In search of $2B
NYU benefactor owes creditors: suit
Wealthy lead tycoon Howard Meyers, a large NYU benefactor, is facing a nasty bankruptcy court battle on Thursday against creditors who claim he defaulted on more than $2 billion in debt — while using proceeds of the corporate loans over the past decade for his personal gain.
The creditors, in a second Nevada legal action, also claim Meyers, the owner of a UK car battery recycler, exaggerated the financial health of his Eco-Bat Technologies to get the 2008 loan.
Lawyers for Meyers’ EB Holdings II, the parent company of Eco-Bat, will ask a Las Vegas judge to dismiss the involuntary Chapter 11 petition filed in March.
The creditors, led by GoldenTree Asset Management, are seeking to push the company into reorganization.
Among the creditors’ claims is that Meyers “paid himself and his family hundreds of millions of dollars, plus hundreds more through lucrative (and highly questionable) management and service contracts.”
After the $633 million loan, with an interest rate of 11 percent, according to court papers, Meyers became the owner of the Ingot, a 153-foot yacht with an asking price of $39.75 million, according to reports.
The yacht boasts five luxurious state rooms equipped with mahogany and white onyx fixtures.
Meyers also made large charitable donations since EB holdings took out the megaloan.
In April 2016, Meyers donated $30 million to New York University’s College of Nursing, which is now named for his wife, Rory, an alumna of the school.
In 2013, he offered a $15 million challenge grant to help fund the completion of a $62 million children’s garden, also named for his wife, in their home city of Dallas, according to reports.
The creditors do not claim any specific purchase or donation — or any expenditure made by the industrialist — was financed with purloined money.

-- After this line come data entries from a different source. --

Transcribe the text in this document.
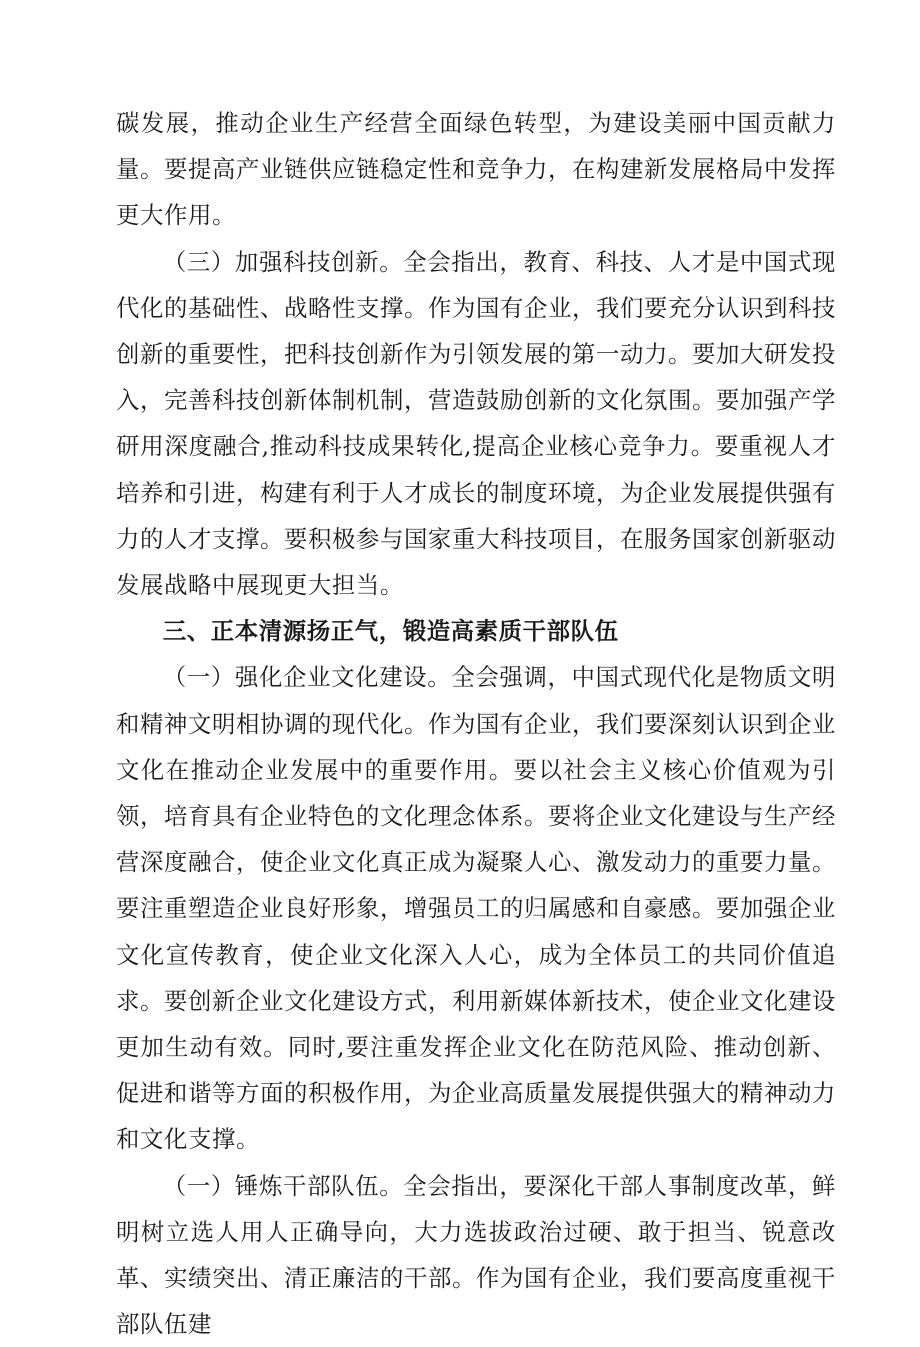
碳发展，推动企业生产经营全面绿色转型，为建设美丽中国贡献力量。要提高产业链供应链稳定性和竞争力，在构建新发展格局中发挥更大作用。

（三）加强科技创新。全会指出，教育、科技、人才是中国式现代化的基础性、战略性支撑。作为国有企业，我们要充分认识到科技创新的重要性，把科技创新作为引领发展的第一动力。要加大研发投入，完善科技创新体制机制，营造鼓励创新的文化氛围。要加强产学研用深度融合,推动科技成果转化,提高企业核心竞争力。要重视人才培养和引进，构建有利于人才成长的制度环境，为企业发展提供强有力的人才支撑。要积极参与国家重大科技项目，在服务国家创新驱动发展战略中展现更大担当。

三、正本清源扬正气，锻造高素质干部队伍

（一）强化企业文化建设。全会强调，中国式现代化是物质文明和精神文明相协调的现代化。作为国有企业，我们要深刻认识到企业文化在推动企业发展中的重要作用。要以社会主义核心价值观为引领，培育具有企业特色的文化理念体系。要将企业文化建设与生产经营深度融合，使企业文化真正成为凝聚人心、激发动力的重要力量。要注重塑造企业良好形象，增强员工的归属感和自豪感。要加强企业文化宣传教育，使企业文化深入人心，成为全体员工的共同价值追求。要创新企业文化建设方式，利用新媒体新技术，使企业文化建设更加生动有效。同时,要注重发挥企业文化在防范风险、推动创新、促进和谐等方面的积极作用，为企业高质量发展提供强大的精神动力和文化支撑。

（一）锤炼干部队伍。全会指出，要深化干部人事制度改革，鲜明树立选人用人正确导向，大力选拔政治过硬、敢于担当、锐意改革、实绩突出、清正廉洁的干部。作为国有企业，我们要高度重视干部队伍建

The 10-year notes EB Holdings II issued in 2007 matured on March 31 and the creditors say they received none of the $2 billion they are owed, which includes accrued interest and default charges.
EB Holdings II’s sole asset is its 86.7 percent stake in British-based Eco-Bat Technologies, which sells lead obtained from used car batteries to new battery manufacturers.
Meyers’ bankruptcy court lawyers accuse the creditors of “forum shopping,” noting they are litigating the same incident in a separate Nevada court as well as bad faith refinancing negotiations.
“The [creditors] commenced [the bankruptcy court] case because the State Court Litigation, which they filed 10 months ago, has not proceeded favorably for them,” EB lawyers’ said in court papers.
Creditors in the state court case accuse Meyers of treating his “empire of companies as a personal piggy bank.”
Meyers transferred all of Eco-Bat’s permits and intellectual property from EB Holdings II into the name of one of his other companies and out of the creditors’ reach, it is alleged in the state court case, sched- uled to got to trial in 2018.
The creditors claim Meyers “employed various stalling tactics” to delay a resolution such as providing thousands of pages of unsearchable, image-only documents.
Meyers put that figure at 2 million pages in court documents filed in June.
Lawyers and reps for Meyers, EB Holdings and the creditors did not respond to requests for comment.